The film is refreshing in how it captures the nuances of various Asian identities, with conversations about the differences in cultures and sects of Asia – the Afghan pashto, the punjabi, the farsi speaking Shia and the Sunni Asians.
Ultimately, the Furnace shines because of its narrative of the plight of men like Hanif often lost in the history books, their interaction and eventual assimilation with Aboriginal tribes, interwoven so skillfully with the undertones about losing faith and what it means to be part of a tribe.
To see the Aboriginal tribes and different Asian communities engaging with each other – sometimes welcoming new members where they ascribe to their values – can remind us much about what it means to belong and our own tribes. As societies, tribes provides the cultural bonds and strength in security that we often lack in today’s modern settings. Yet, it is part of our identity, as Australians, as Muslims, as descendants of Asian or Arab ethnic groups and there is no need to shy away from those identities.

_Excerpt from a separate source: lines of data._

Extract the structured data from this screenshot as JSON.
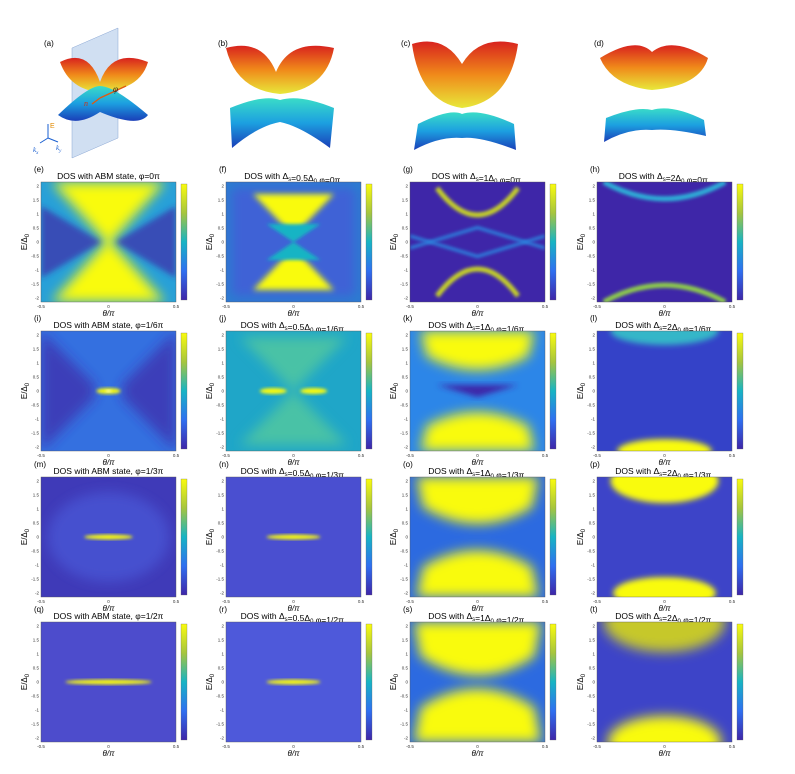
{
  "top_labels": [
    "(a)",
    "(b)",
    "(c)",
    "(d)"
  ],
  "axis_glyphs": {
    "e": "E",
    "kx": "k",
    "kx_sub": "x",
    "ky": "k",
    "ky_sub": "y",
    "phi": "φ",
    "n": "n"
  },
  "panels": [
    {
      "label": "(e)",
      "title": "DOS with ABM state, φ=0π"
    },
    {
      "label": "(f)",
      "title": "DOS with Δs=0.5Δ0 φ=0π,"
    },
    {
      "label": "(g)",
      "title": "DOS with Δs=1Δ0 φ=0π,"
    },
    {
      "label": "(h)",
      "title": "DOS with Δs=2Δ0 φ=0π,"
    },
    {
      "label": "(i)",
      "title": "DOS with ABM state, φ=1/6π"
    },
    {
      "label": "(j)",
      "title": "DOS with Δs=0.5Δ0 φ=1/6π,"
    },
    {
      "label": "(k)",
      "title": "DOS with Δs=1Δ0 φ=1/6π,"
    },
    {
      "label": "(l)",
      "title": "DOS with Δs=2Δ0 φ=1/6π,"
    },
    {
      "label": "(m)",
      "title": "DOS with ABM state, φ=1/3π"
    },
    {
      "label": "(n)",
      "title": "DOS with Δs=0.5Δ0 φ=1/3π,"
    },
    {
      "label": "(o)",
      "title": "DOS with Δs=1Δ0 φ=1/3π,"
    },
    {
      "label": "(p)",
      "title": "DOS with Δs=2Δ0 φ=1/3π,"
    },
    {
      "label": "(q)",
      "title": "DOS with ABM state, φ=1/2π"
    },
    {
      "label": "(r)",
      "title": "DOS with Δs=0.5Δ0 φ=1/2π,"
    },
    {
      "label": "(s)",
      "title": "DOS with Δs=1Δ0 φ=1/2π,"
    },
    {
      "label": "(t)",
      "title": "DOS with Δs=2Δ0 φ=1/2π,"
    }
  ],
  "xlabel": "θ/π",
  "ylabel": "E/Δ0",
  "xticks": [
    "-0.5",
    "0",
    "0.5"
  ],
  "yticks": [
    "2",
    "1.5",
    "1",
    "0.5",
    "0",
    "-0.5",
    "-1",
    "-1.5",
    "-2"
  ],
  "colors": {
    "low": "#3e26a8",
    "mid": "#17b4c4",
    "high": "#f9fb0e"
  }
}
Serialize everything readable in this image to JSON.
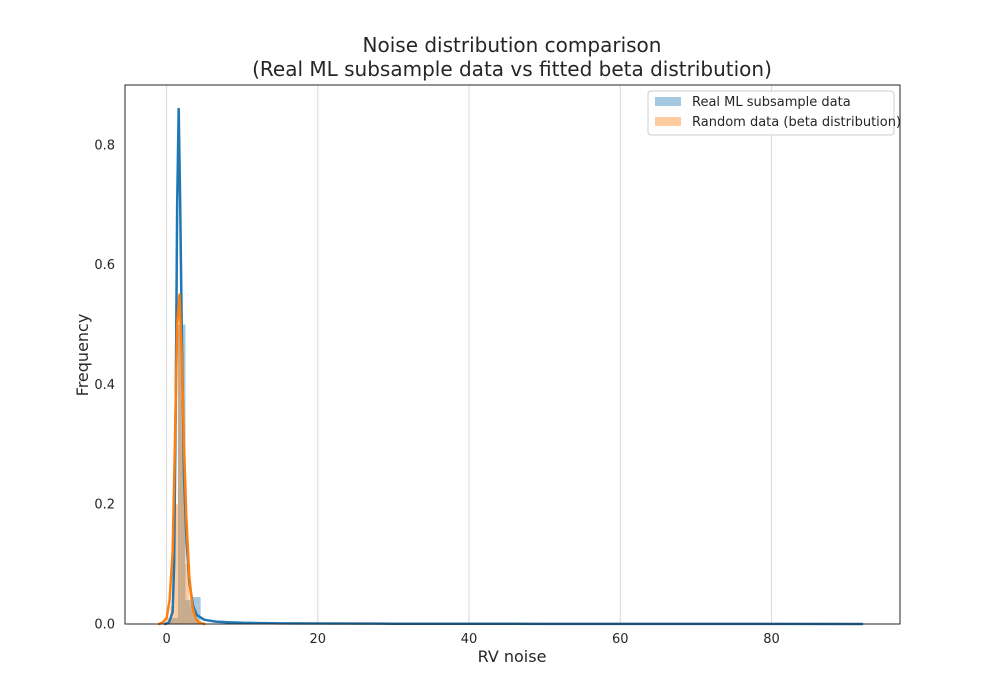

As a person of Asian descent and Muslim by faith, proud to be an Australian, this movie gave me a distinct confidence – of my belonging to Australia and empowered me to project my voice and effectively contribute to the future of Australia.
As Crescent Wealth, we are proud to have supported the production of this movie and welcome more efforts to display the many narratives of Australia’s rich multicultural history, where we as Asians and Muslims contributed our lot to build this wonderful country we call home now.
We hope you enjoy this movie as much as we did!